Maximizing customer lifetime value through digital marketing channels has never been more important than it is right now. 63% of consumers say the way they obtain goods and services “transformed” during 2020 and 57% say the same about the way they engage with companies.
With conversion rates higher than those of social media, direct traffic, and search marketing, email remains the most effective channel for engaging users and driving loyalty. However, maximizing performance on this crucial channel is becoming increasingly difficult as 2020 winds down.
What’s going on?
Between 2016 and 2019, average North American email marketing open rates declined from 35.6% to 30.7%. During that same period, the average click rate dropped from 3.5% to 2.9%. This means that potentially, millions in email marketing revenue was being left on the table, even before COVID-19 had appeared on the world stage.
As financial brands redouble their efforts to win new customers (and retain the ones they have!) on digital channels, an emerging problem has kicked into high gear. The global volume of marketing messages is increasing rapidly. Consumers’ digital worlds are becoming very crowded places. It is becoming all too easy for brands to get lost in the noise. Forging meaningful connections with customers is becoming a more daunting task by the day.

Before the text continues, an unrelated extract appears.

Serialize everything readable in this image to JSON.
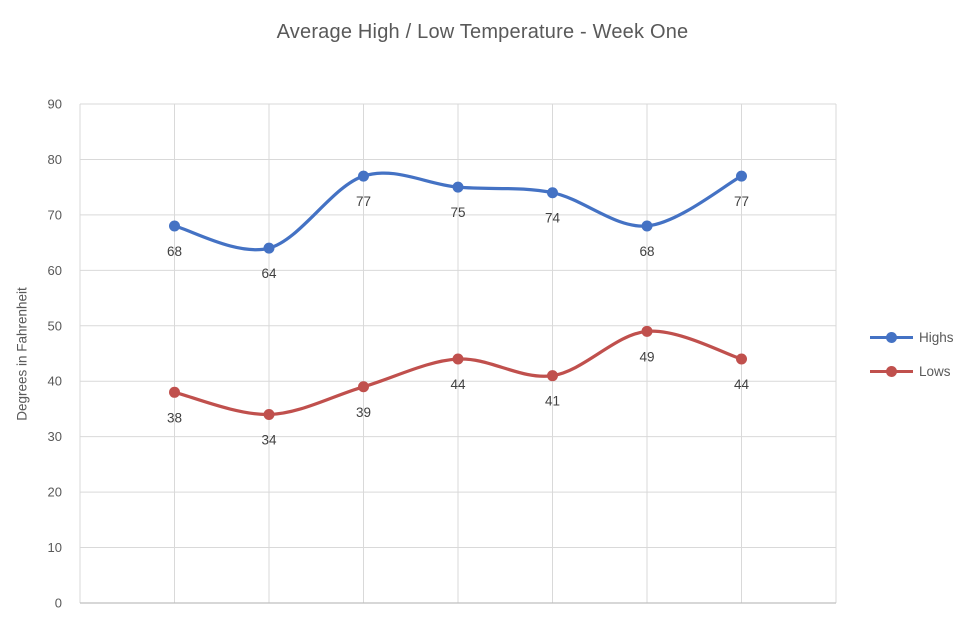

Couple the revenue-driving importance of email marketing with the channel’s inherent reliance on effective language, and you’ve got a recipe for a sea change in the way email marketing campaigns are managed.
What can be done?
Technologies like automation and artificial intelligence are now commonly applied to email marketing problems. Optimized send times and journey-to-purchase drip campaigns have been “best practice” in the financial sector for some time. The question is: why aren’t these same technologies applied more frequently to the even more important problem of optimizing the language those emails contain?
Here at Phrasee, we’ve often wondered the exact same thing. AI-optimized email marketing language consistently leads to 19+% more opens and 10+% more clicks for brands operating in the financial sector, after all. In the finance game, customer lifetime values can be (and often are) quite significant. Better email marketing performance translates into a marked uptick in real marketing ROI dollars.
That’s why delivering the right message to the right customers at exactly the right time in their journey with your financial brand will be even more important in the months and years to come. It may also explain why 83% of banking and finance marketers report that they plan to invest in AI in the next 18 months.
Onwards and upwards!
The fact is, maximizing performance on the email channel as an engagement driving engine isn’t just a nice-to-have anymore. It’s business critical for financial brands as the uncertain consumer landscape of 2021 nears.
Financial brands that embrace powerful marketing technologies like AI sooner rather than later will thrive in the digital-first economy of the future. Financial brands that don’t, won’t.
The question you and your team should be asking yourselves is: which side of the fence will you and your financial brand live on?